Figure 2.

Network Representation of Genomic Time Series Data

(A) Mapping genomic form (Hi-C) and function (RNA-seq) to network architecture and node dynamics. Top left: Hi-C contact map (Toeplitz normalized, Methods) and RNA-seq at 100 kb resolution for chromosome 19. Top right: Network representation in which edge width indicates the Hi-C contact number and node color implies the magnitude of RNA-seq FPKM value. Bottom left: Network features given by eigenvector centrality, degree centrality, and betweenness centrality scores. The bars marked by different colors correspond to maximum centrality values. Bottom right: An illustrative network under different centrality measures.

(B) Eigenvector centrality indicates chromatin compartments, termed A and B. Top left: Hi-C contact map of chromosome 3 at 100 kb resolution. Bottom left: RNA-seq, the first principal component (PC1) of the Hi-C correlation matrix, and eigenvector centrality (in terms of its Z score). Right: Correlation between RNA-seq, PC1, and eigenvector centrality extracted from Hi-C data for all chromosomes. Eigenvector centrality is a better indicator for chromatin compartments, marked by asterisk.
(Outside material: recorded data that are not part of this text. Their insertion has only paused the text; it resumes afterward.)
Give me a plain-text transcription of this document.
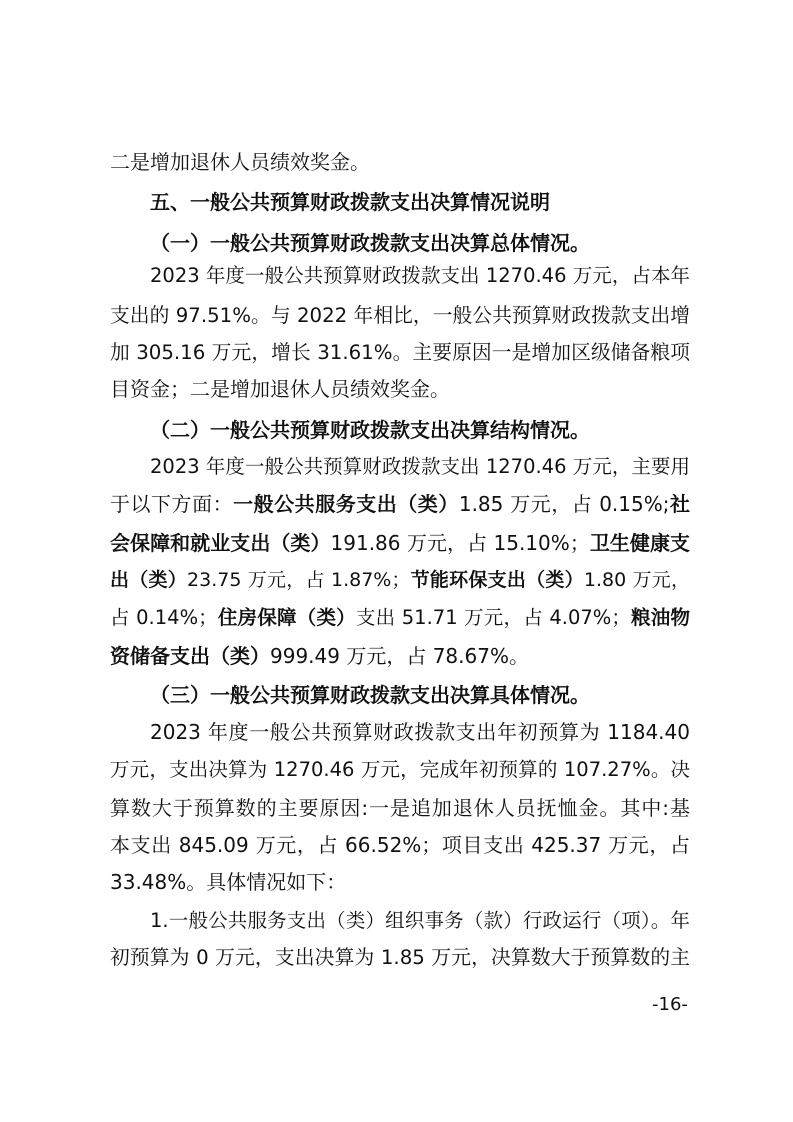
二是增加退休人员绩效奖金。
五、一般公共预算财政拨款支出决算情况说明
（一）一般公共预算财政拨款支出决算总体情况。
2023 年度一般公共预算财政拨款支出 1270.46 万元，占本年
支出的 97.51%。与 2022 年相比，一般公共预算财政拨款支出增
加 305.16 万元，增长 31.61%。主要原因一是增加区级储备粮项
目资金；二是增加退休人员绩效奖金。
（二）一般公共预算财政拨款支出决算结构情况。
2023 年度一般公共预算财政拨款支出 1270.46 万元，主要用
于以下方面：一般公共服务支出（类）1.85 万元，占 0.15%;社
会保障和就业支出（类）191.86 万元，占 15.10%；卫生健康支
出（类）23.75 万元，占 1.87%；节能环保支出（类）1.80 万元，
占 0.14%；住房保障（类）支出 51.71 万元，占 4.07%；粮油物
资储备支出（类）999.49 万元，占 78.67%。
（三）一般公共预算财政拨款支出决算具体情况。
2023 年度一般公共预算财政拨款支出年初预算为 1184.40
万元，支出决算为 1270.46 万元，完成年初预算的 107.27%。决
算数大于预算数的主要原因:一是追加退休人员抚恤金。其中:基
本支出 845.09 万元，占 66.52%；项目支出 425.37 万元，占
33.48%。具体情况如下：
1.一般公共服务支出（类）组织事务（款）行政运行（项）。年
初预算为 0 万元，支出决算为 1.85 万元，决算数大于预算数的主
-16-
(C) Betweenness centrality indicates A/B switched loci. Top left: Hi-C contact map of chromosome 19 (100 kb resolution) at time points 0 and 40 hr. Bottom left: A/B partition and betweenness centrality (in terms of its Z score) at 0 and 40 hr. The blue color represents A/B switched bins from 0 to 40 hr. The switched loci tend to have large betweenness centrality scores. Right: Significance of betweenness centrality at A/B switched loci. The p value is determined by comparing the average betweenness value at A/B switched bins with a random background distribution of other centrality values under the same number of bins. p Values are computed for all chromosomes and shown through an error bar plot in which the circle represents the p value averaged over all chromosomes and the horizontal error bar is determined by the SD of p values for all chromosomes.